Sembra di camminare in una mappa vivente dove Parigi non è solo la Ville Lumière, ma un crocevia segreto di lotte anticoloniali e jazz.

Le 350 opere di 150 artisti del patrimonio africano – molti storicamente marginalizzati – ricevono finalmente il riconoscimento meritato. Alicia Knock, curatrice della mostra, sottolinea: “È una storia mai raccontata che merita di esserlo. La mostra rivela la ricchezza di questi artisti-parigini, spesso anche filosofi e poeti, le cui opere non erano mai state esposte in Francia”.

Tutto nasce negli anni cinquanta con Présence Africaine, la “rivista-rivoluzione” fondata nel 1947 da Alioune Diop, vero “faro intellettuale”. Più che una libreria, era il quartier generale degli intellettuali neri: qui si incrociavano le idee James Baldwin, di Édouard Glissant e dei protagonisti della Négritude, movimento che proclamava “essere neri è una dignitànon una condanna”.

Nella sala introduttiva si respira l’atmosfera della storica libreria di Rue des Écoles, ed anche quella della Sorbona che nel 1956 ospitò il Primo Congresso degli Scrittori e Artisti Neri: 600 personalità nere unite in un evento cardine per la cultura panafricana.
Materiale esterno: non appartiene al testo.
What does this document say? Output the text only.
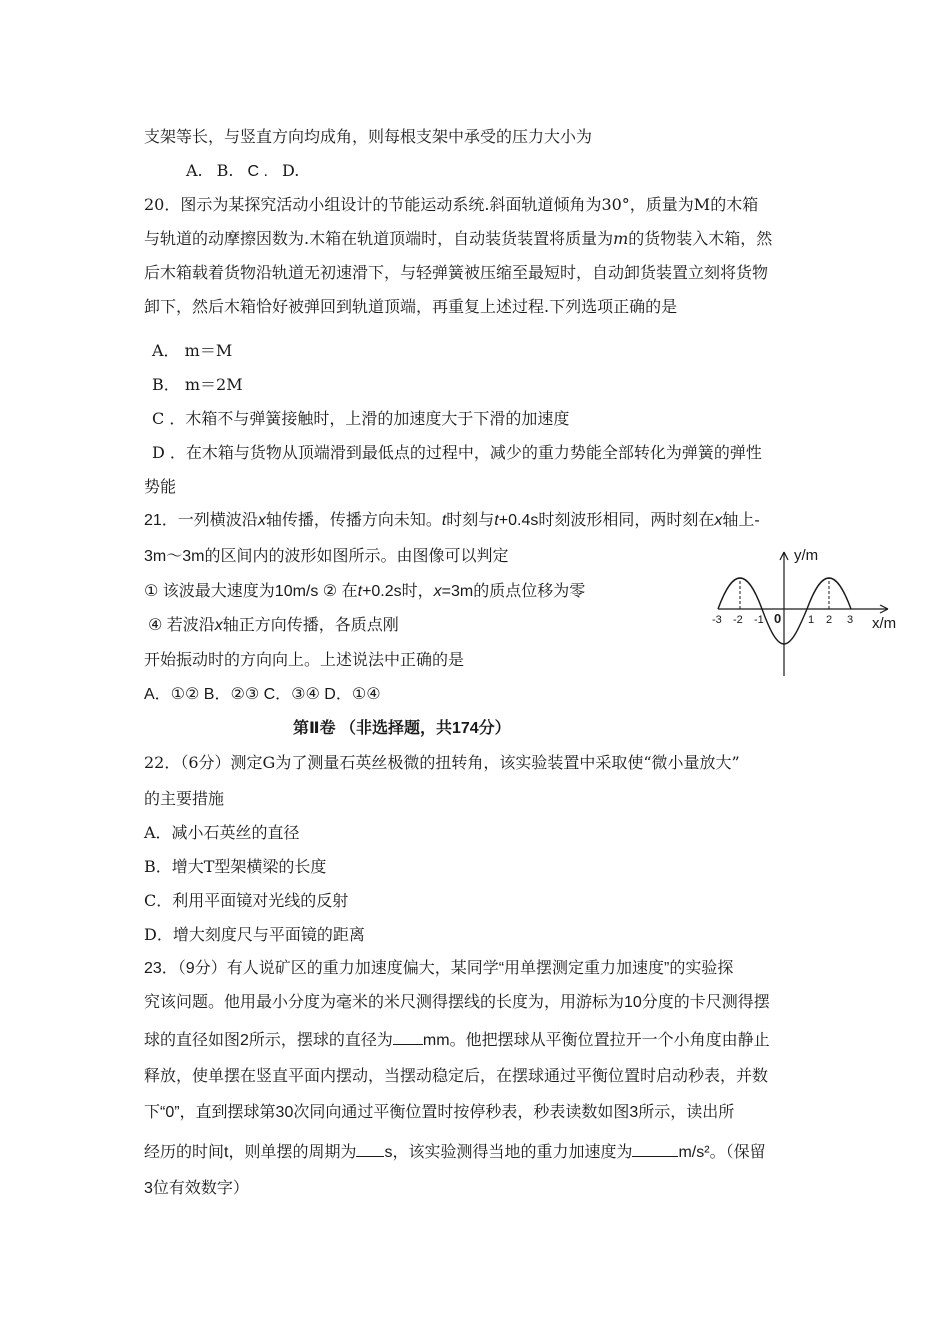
支架等长，与竖直方向均成角，则每根支架中承受的压力大小为
A. B. C . D.
20．图示为某探究活动小组设计的节能运动系统.斜面轨道倾角为30°，质量为M的木箱
与轨道的动摩擦因数为.木箱在轨道顶端时，自动装货装置将质量为m的货物装入木箱，然
后木箱载着货物沿轨道无初速滑下，与轻弹簧被压缩至最短时，自动卸货装置立刻将货物
卸下，然后木箱恰好被弹回到轨道顶端，再重复上述过程.下列选项正确的是
A． m＝M
B． m＝2M
C ．木箱不与弹簧接触时，上滑的加速度大于下滑的加速度
D ．在木箱与货物从顶端滑到最低点的过程中，减少的重力势能全部转化为弹簧的弹性
势能
21．一列横波沿x轴传播，传播方向未知。t时刻与t+0.4s时刻波形相同，两时刻在x轴上-
3m～3m的区间内的波形如图所示。由图像可以判定
① 该波最大速度为10m/s ② 在t+0.2s时，x=3m的质点位移为零
④ 若波沿x轴正方向传播，各质点刚
开始振动时的方向向上。上述说法中正确的是
A．①② B．②③ C．③④ D．①④
y/m
x/m
0
-3 -2 -1	1 2 3
第Ⅱ卷 （非选择题，共174分）
22．（6分）测定G为了测量石英丝极微的扭转角，该实验装置中采取使“微小量放大”
的主要措施
A．减小石英丝的直径
B．增大T型架横梁的长度
C．利用平面镜对光线的反射
D．增大刻度尺与平面镜的距离
23．（9分）有人说矿区的重力加速度偏大，某同学“用单摆测定重力加速度”的实验探
究该问题。他用最小分度为毫米的米尺测得摆线的长度为，用游标为10分度的卡尺测得摆
球的直径如图2所示，摆球的直径为 mm。他把摆球从平衡位置拉开一个小角度由静止
释放，使单摆在竖直平面内摆动，当摆动稳定后，在摆球通过平衡位置时启动秒表，并数
下“0”，直到摆球第30次同向通过平衡位置时按停秒表，秒表读数如图3所示，读出所
经历的时间t，则单摆的周期为 s，该实验测得当地的重力加速度为	m/s²。（保留
3位有效数字）
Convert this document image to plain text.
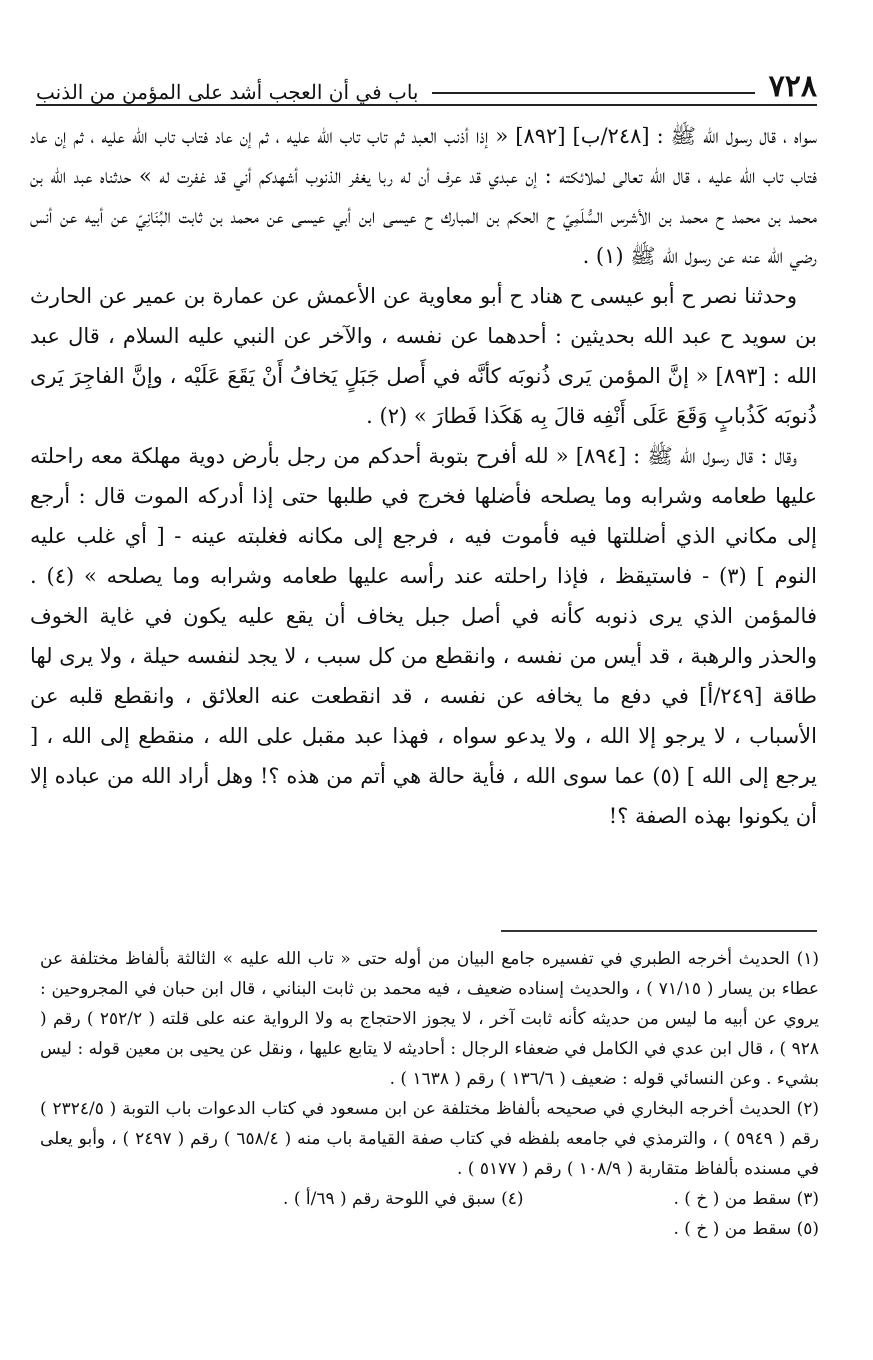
٧٢٨
باب في أن العجب أشد على المؤمن من الذنب

سواه ، قال رسول الله ﷺ : [٢٤٨/ب] [٨٩٢] « إذا أذنب العبد ثم تاب تاب الله عليه ، ثم إن عاد فتاب تاب الله عليه ، ثم إن عاد فتاب تاب الله عليه ، قال الله تعالى لملائكته : إن عبدي قد عرف أن له ربا يغفر الذنوب أشهدكم أني قد غفرت له » حدثناه عبد الله بن محمد بن محمد ح محمد بن الأشرس السُّلَمِيّ ح الحكم بن المبارك ح عيسى ابن أبي عيسى عن محمد بن ثابت البُنَانِيّ عن أبيه عن أنس رضي الله عنه عن رسول الله ﷺ (١) .

وحدثنا نصر ح أبو عيسى ح هناد ح أبو معاوية عن الأعمش عن عمارة بن عمير عن الحارث بن سويد ح عبد الله بحديثين : أحدهما عن نفسه ، والآخر عن النبي عليه السلام ، قال عبد الله : [٨٩٣] « إنَّ المؤمن يَرى ذُنوبَه كأنَّه في أَصل جَبَلٍ يَخافُ أَنْ يَقَعَ عَلَيْه ، وإنَّ الفاجِرَ يَرى ذُنوبَه كَذُبابٍ وَقَعَ عَلَى أَنْفِه قالَ بِه هَكَذا فَطارَ » (٢) .

وقال : قال رسول الله ﷺ : [٨٩٤] « لله أفرح بتوبة أحدكم من رجل بأرض دوية مهلكة معه راحلته عليها طعامه وشرابه وما يصلحه فأضلها فخرج في طلبها حتى إذا أدركه الموت قال : أرجع إلى مكاني الذي أضللتها فيه فأموت فيه ، فرجع إلى مكانه فغلبته عينه - [ أي غلب عليه النوم ] (٣) - فاستيقظ ، فإذا راحلته عند رأسه عليها طعامه وشرابه وما يصلحه » (٤) . فالمؤمن الذي يرى ذنوبه كأنه في أصل جبل يخاف أن يقع عليه يكون في غاية الخوف والحذر والرهبة ، قد أيس من نفسه ، وانقطع من كل سبب ، لا يجد لنفسه حيلة ، ولا يرى لها طاقة [٢٤٩/أ] في دفع ما يخافه عن نفسه ، قد انقطعت عنه العلائق ، وانقطع قلبه عن الأسباب ، لا يرجو إلا الله ، ولا يدعو سواه ، فهذا عبد مقبل على الله ، منقطع إلى الله ، [ يرجع إلى الله ] (٥) عما سوى الله ، فأية حالة هي أتم من هذه ؟! وهل أراد الله من عباده إلا أن يكونوا بهذه الصفة ؟!

(١) الحديث أخرجه الطبري في تفسيره جامع البيان من أوله حتى « تاب الله عليه » الثالثة بألفاظ مختلفة عن عطاء بن يسار ( ٧١/١٥ ) ، والحديث إسناده ضعيف ، فيه محمد بن ثابت البناني ، قال ابن حبان في المجروحين : يروي عن أبيه ما ليس من حديثه كأنه ثابت آخر ، لا يجوز الاحتجاج به ولا الرواية عنه على قلته ( ٢٥٢/٢ ) رقم ( ٩٢٨ ) ، قال ابن عدي في الكامل في ضعفاء الرجال : أحاديثه لا يتابع عليها ، ونقل عن يحيى بن معين قوله : ليس بشيء . وعن النسائي قوله : ضعيف ( ١٣٦/٦ ) رقم ( ١٦٣٨ ) .

(٢) الحديث أخرجه البخاري في صحيحه بألفاظ مختلفة عن ابن مسعود في كتاب الدعوات باب التوبة ( ٢٣٢٤/٥ ) رقم ( ٥٩٤٩ ) ، والترمذي في جامعه بلفظه في كتاب صفة القيامة باب منه ( ٦٥٨/٤ ) رقم ( ٢٤٩٧ ) ، وأبو يعلى في مسنده بألفاظ متقاربة ( ١٠٨/٩ ) رقم ( ٥١٧٧ ) .

(٣) سقط من ( خ ) .
(٤) سبق في اللوحة رقم ( ٦٩/أ ) .

(٥) سقط من ( خ ) .
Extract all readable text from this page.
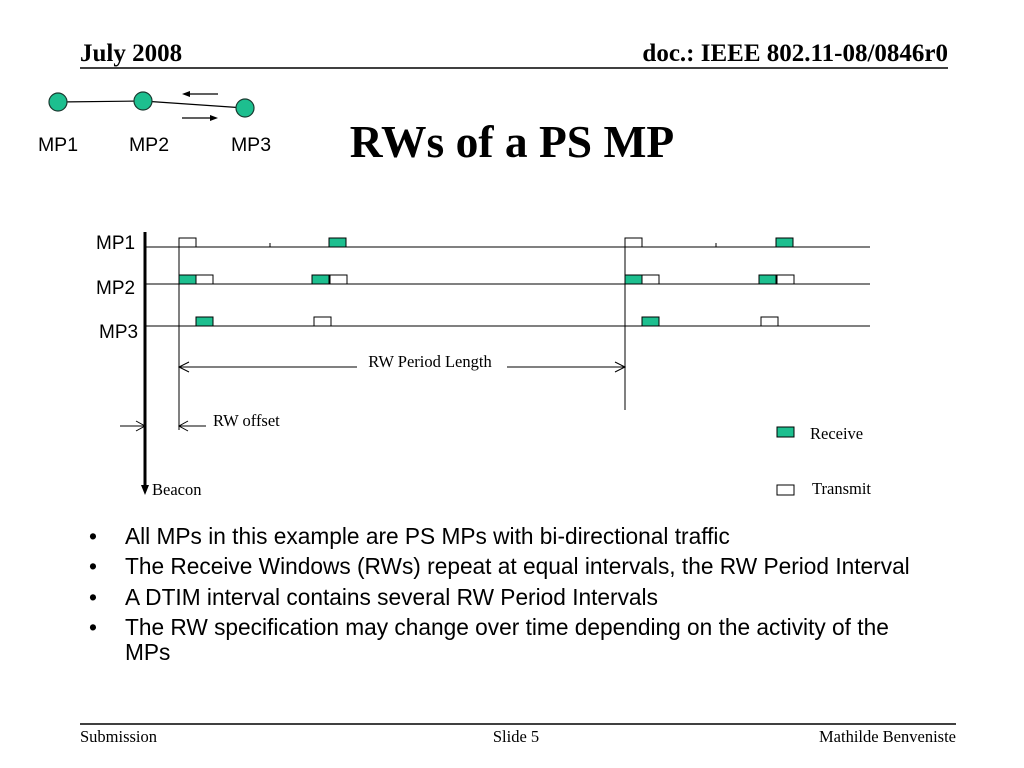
July 2008	doc.: IEEE 802.11-08/0846r0
MP1	MP2	MP3 RWs of a PS MP
MP1
MP2
MP3
Beacon
RW Period Length
RW offset
Receive
Transmit
Submission	Slide 5	Mathilde Benveniste
• All MPs in this example are PS MPs with bi-directional traffic
• The Receive Windows (RWs) repeat at equal intervals, the RW Period Interval
• A DTIM interval contains several RW Period Intervals
• The RW specification may change over time depending on the activity of the MPs
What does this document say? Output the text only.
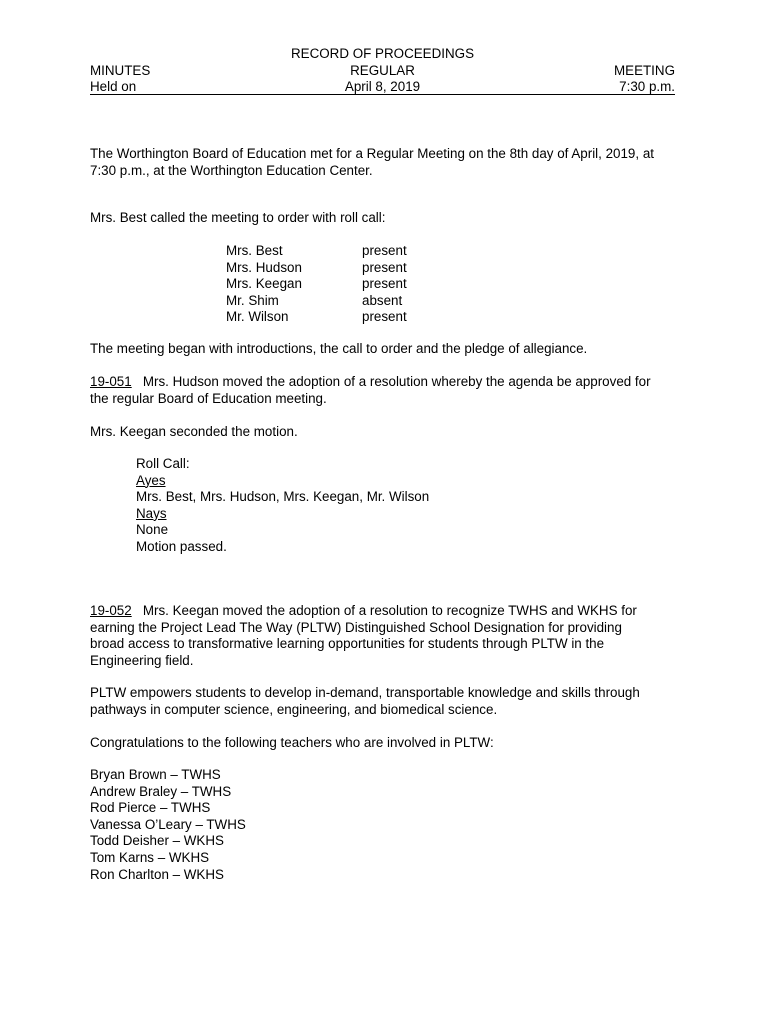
RECORD OF PROCEEDINGS
REGULAR
April 8, 2019
MINUTES
Held on
MEETING
7:30 p.m.
The Worthington Board of Education met for a Regular Meeting on the 8th day of April, 2019, at
7:30 p.m., at the Worthington Education Center.
Mrs. Best called the meeting to order with roll call:
Mrs. Best	present
Mrs. Hudson	present
Mrs. Keegan	present
Mr. Shim	absent
Mr. Wilson	present
The meeting began with introductions, the call to order and the pledge of allegiance.
19-051 Mrs. Hudson moved the adoption of a resolution whereby the agenda be approved for
the regular Board of Education meeting.
Mrs. Keegan seconded the motion.
Roll Call:
Ayes
Mrs. Best, Mrs. Hudson, Mrs. Keegan, Mr. Wilson
Nays
None
Motion passed.
19-052 Mrs. Keegan moved the adoption of a resolution to recognize TWHS and WKHS for
earning the Project Lead The Way (PLTW) Distinguished School Designation for providing
broad access to transformative learning opportunities for students through PLTW in the
Engineering field.
PLTW empowers students to develop in-demand, transportable knowledge and skills through
pathways in computer science, engineering, and biomedical science.
Congratulations to the following teachers who are involved in PLTW:
Bryan Brown – TWHS
Andrew Braley – TWHS
Rod Pierce – TWHS
Vanessa O’Leary – TWHS
Todd Deisher – WKHS
Tom Karns – WKHS
Ron Charlton – WKHS
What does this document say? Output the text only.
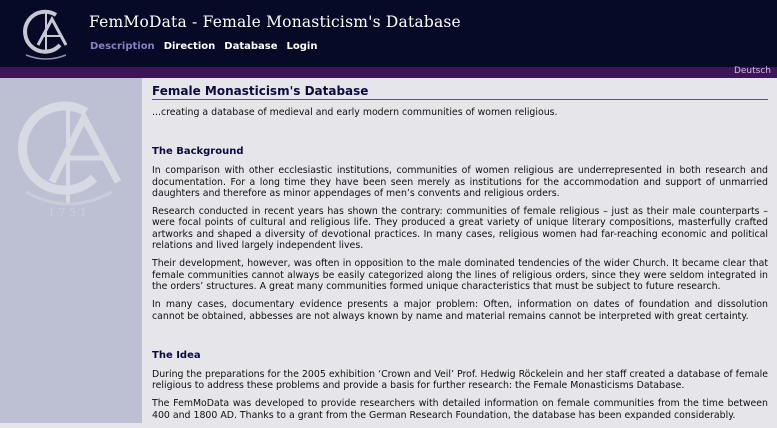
FemMoData - Female Monasticism's Database
Description Direction Database Login
Deutsch
1 7 5 1
Female Monasticism's Database

...creating a database of medieval and early modern communities of women religious.

The Background

In comparison with other ecclesiastic institutions, communities of women religious are underrepresented in both research and documentation. For a long time they have been seen merely as institutions for the accommodation and support of unmarried daughters and therefore as minor appendages of men’s convents and religious orders.

Research conducted in recent years has shown the contrary: communities of female religious – just as their male counterparts – were focal points of cultural and religious life. They produced a great variety of unique literary compositions, masterfully crafted artworks and shaped a diversity of devotional practices. In many cases, religious women had far-reaching economic and political relations and lived largely independent lives.

Their development, however, was often in opposition to the male dominated tendencies of the wider Church. It became clear that female communities cannot always be easily categorized along the lines of religious orders, since they were seldom integrated in the orders’ structures. A great many communities formed unique characteristics that must be subject to future research.

In many cases, documentary evidence presents a major problem: Often, information on dates of foundation and dissolution cannot be obtained, abbesses are not always known by name and material remains cannot be interpreted with great certainty.

The Idea

During the preparations for the 2005 exhibition ‘Crown and Veil’ Prof. Hedwig Röckelein and her staff created a database of female religious to address these problems and provide a basis for further research: the Female Monasticisms Database.

The FemMoData was developed to provide researchers with detailed information on female communities from the time between 400 and 1800 AD. Thanks to a grant from the German Research Foundation, the database has been expanded considerably.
La mostra sfata il presunto declino culturale parigino post-1945: oltre all’asse Parigi-New York, emergono infatti rotte inedite comeParigi-Dakar, Parigi-Fort-de-France e Parigi-Johannesburg.

Negli anni ’90, arriva La Revue Noire: la rivista che ha fotografato l’esplosione dell’arte africana contemporanea. Qui non si parla più solo di pittura, ma di fotografia, collage, performance. Artisti come Chéri Samba ridefiniscono cosa significhi essere africani in un mondo globalizzato. E nel mezzo, opere come Le Garçon de Venise di Diagne Chanel: un dipinto che sembra uscito dal Seicento, ma che in realtà è una bomba contro il razzismo, con quei pavimenti rinascimentali che fanno da sfondo a un grido di dignità. Artisti come il sudafricano Gerard Sekoto o il brasiliano Wilson Tiberio trovarono a Parigi, attraverso la Revue Noire, un laboratorio per ridefinire l’arte globale documentando l’esplosione creativa postcoloniale

Sylvie Glissant, figlia di Édouard Glissant (poeta francese e storico della cultura coloniale), riflette sulle contraddizioni e osserva: «Se Parigi avesse accolto meglio questi artisti, sarebbe ancora un polo artistico di prima classe».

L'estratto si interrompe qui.